The Citadel Festival was inaugurated in 1989, with the aim to bring music to people who might not go to formal concerts. Usually the festival falls on the ten days between July and August. This year, however, the event is limited to one week beginning at the end of August. Under the auspices of the Cairo Opera House, the festival takes place at the historic Salaheddin Citadel, in addition to concerts at the Opera's open air theatre. Every year, during the festival's opening ceremony, the Opera House grants prizes to Egyptian musicians.
At the time of its creation, with Sherif Mohieddin as its first Artistic Director (1989-2001), the festival incorporated many musical genres from symphonic, operatic or light music to Oriental music and jazz, presenting both Egyptian and international musicians. In the past few years, however, the festival started to depend more and more on Egyptian performers. The 20th festival that took place in 2010 hosted Arab musicians from across the Arab region, while last year it was limited to Egyptian artists, and this year appears to be the same.
It was more understandable for the Cairo Opera House to limit the festival to Egyptian musicians last year, for "security reasons," as the event came barely six months after January 2011 revolution and in a context of political instability. Those who hoped for some international appearances this year will be disappointed.
The Citadel Festival is one of the very few music festivals held in Cairo that goes to an unconventional location in order to reach new audiences. The summer breeze of these open-air performances attracts hundreds who attend with whole families and friends.
Based on the experience of recent years, this dynamic initiative manages to get music to people from across the social spectrum. Ahram Online has at previous festivals met people from all walks of life enjoying several elements in the programme.
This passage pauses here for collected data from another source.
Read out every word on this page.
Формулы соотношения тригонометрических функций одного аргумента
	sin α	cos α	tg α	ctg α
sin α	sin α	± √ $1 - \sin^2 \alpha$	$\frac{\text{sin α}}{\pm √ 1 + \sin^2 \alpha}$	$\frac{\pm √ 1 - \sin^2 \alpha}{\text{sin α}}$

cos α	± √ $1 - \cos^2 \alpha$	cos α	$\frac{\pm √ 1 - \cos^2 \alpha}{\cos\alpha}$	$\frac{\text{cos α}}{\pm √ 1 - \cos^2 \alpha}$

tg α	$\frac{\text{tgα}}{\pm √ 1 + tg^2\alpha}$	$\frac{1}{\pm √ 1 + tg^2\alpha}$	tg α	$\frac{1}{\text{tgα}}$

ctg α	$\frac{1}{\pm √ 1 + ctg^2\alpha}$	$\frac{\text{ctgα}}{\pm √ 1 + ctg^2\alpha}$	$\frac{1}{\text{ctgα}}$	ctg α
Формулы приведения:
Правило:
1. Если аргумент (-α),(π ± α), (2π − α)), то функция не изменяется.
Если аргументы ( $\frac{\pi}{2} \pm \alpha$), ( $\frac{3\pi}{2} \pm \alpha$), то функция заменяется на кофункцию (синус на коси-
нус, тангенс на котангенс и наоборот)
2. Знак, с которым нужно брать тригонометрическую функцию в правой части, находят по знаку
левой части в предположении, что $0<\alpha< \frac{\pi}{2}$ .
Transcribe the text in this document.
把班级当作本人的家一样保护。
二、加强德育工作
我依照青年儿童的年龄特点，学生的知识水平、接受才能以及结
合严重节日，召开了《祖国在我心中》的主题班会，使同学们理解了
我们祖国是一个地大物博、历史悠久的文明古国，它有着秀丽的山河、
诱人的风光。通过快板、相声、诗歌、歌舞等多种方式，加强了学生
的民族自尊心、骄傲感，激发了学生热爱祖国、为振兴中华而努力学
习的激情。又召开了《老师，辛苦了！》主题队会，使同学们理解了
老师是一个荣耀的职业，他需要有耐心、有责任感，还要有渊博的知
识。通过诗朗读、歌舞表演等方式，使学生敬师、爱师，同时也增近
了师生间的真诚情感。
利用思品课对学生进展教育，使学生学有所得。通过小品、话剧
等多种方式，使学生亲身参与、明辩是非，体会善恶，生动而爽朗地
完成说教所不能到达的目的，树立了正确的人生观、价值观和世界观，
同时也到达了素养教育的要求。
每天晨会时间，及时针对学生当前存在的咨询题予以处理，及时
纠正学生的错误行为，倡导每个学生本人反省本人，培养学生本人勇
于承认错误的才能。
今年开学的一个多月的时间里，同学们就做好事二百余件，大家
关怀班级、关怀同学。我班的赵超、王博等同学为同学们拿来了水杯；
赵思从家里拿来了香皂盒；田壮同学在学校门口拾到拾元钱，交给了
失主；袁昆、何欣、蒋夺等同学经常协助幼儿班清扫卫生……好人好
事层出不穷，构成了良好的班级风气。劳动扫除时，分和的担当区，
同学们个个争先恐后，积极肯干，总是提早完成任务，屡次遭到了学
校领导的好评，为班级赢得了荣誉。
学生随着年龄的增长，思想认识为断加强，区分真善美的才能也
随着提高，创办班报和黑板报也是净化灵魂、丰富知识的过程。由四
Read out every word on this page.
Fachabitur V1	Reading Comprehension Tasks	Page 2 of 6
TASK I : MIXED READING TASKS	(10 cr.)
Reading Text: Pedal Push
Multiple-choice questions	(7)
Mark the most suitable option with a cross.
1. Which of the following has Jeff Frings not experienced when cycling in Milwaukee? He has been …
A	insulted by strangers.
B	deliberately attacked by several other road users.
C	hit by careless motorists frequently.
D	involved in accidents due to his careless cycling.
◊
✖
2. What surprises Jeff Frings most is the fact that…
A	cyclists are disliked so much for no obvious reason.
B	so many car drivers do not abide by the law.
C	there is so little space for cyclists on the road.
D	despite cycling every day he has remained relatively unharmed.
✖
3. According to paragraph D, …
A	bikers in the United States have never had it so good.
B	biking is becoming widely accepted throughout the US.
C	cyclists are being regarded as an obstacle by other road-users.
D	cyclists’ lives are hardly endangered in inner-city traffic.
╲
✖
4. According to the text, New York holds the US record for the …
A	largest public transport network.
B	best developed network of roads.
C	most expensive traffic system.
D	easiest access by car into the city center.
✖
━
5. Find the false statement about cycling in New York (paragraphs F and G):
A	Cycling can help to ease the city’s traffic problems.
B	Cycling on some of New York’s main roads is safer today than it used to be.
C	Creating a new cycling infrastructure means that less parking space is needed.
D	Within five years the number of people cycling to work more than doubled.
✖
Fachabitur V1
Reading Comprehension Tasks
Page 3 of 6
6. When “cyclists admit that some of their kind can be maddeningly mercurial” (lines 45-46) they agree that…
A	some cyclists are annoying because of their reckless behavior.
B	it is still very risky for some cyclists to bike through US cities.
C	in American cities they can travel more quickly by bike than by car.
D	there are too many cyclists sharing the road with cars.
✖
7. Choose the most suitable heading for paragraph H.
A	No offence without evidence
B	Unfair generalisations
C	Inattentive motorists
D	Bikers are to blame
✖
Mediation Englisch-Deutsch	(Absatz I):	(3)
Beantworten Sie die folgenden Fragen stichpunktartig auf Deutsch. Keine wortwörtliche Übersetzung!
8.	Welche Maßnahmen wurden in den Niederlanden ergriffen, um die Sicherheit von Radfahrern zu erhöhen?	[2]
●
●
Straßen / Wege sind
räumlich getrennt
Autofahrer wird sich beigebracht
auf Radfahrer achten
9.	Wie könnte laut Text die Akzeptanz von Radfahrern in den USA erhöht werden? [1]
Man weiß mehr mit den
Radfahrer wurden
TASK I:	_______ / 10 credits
In past years, the programme's diversity is welcomed by all attendees who come to see their favourite singers and performers, as well as explore new musical experiences.
Though it is apparent that while the festival manages to attract a large number of listeners, over the past years it has suffered some logistical and technical problems. Last year some audience members pointed to a number of unexpected and often not-communicated in advance schedule changes which left them watching a different performer from who they anticipated. While one hopes that this year this will not be repeated, it is advisable that the audience members call the Cairo Opera House prior to the event and double check on the evening's programme.
The programme of the 22nd Citadel Festival for Music and Singing points to many returning musicians who grace many stages in Egypt all year long. As per tradition, the Cairo Festival Orchestra will open the festival on 29 August and will give additional concerts throughout the festival. Nesma Abdel Aziz will return with her marimba on 30 August. Among the festival's highlights are Eskenderella band scheduled to perform on 31 August and Al-Nour Wal-Amal Orchestra for blind girls, operating under the umbrella of an association of the same name, will perform on 2 September. While several other concerts will please the tastes of Oriental music fans, jazz lovers will be able to listen to Ahmed Rabie on 5 September.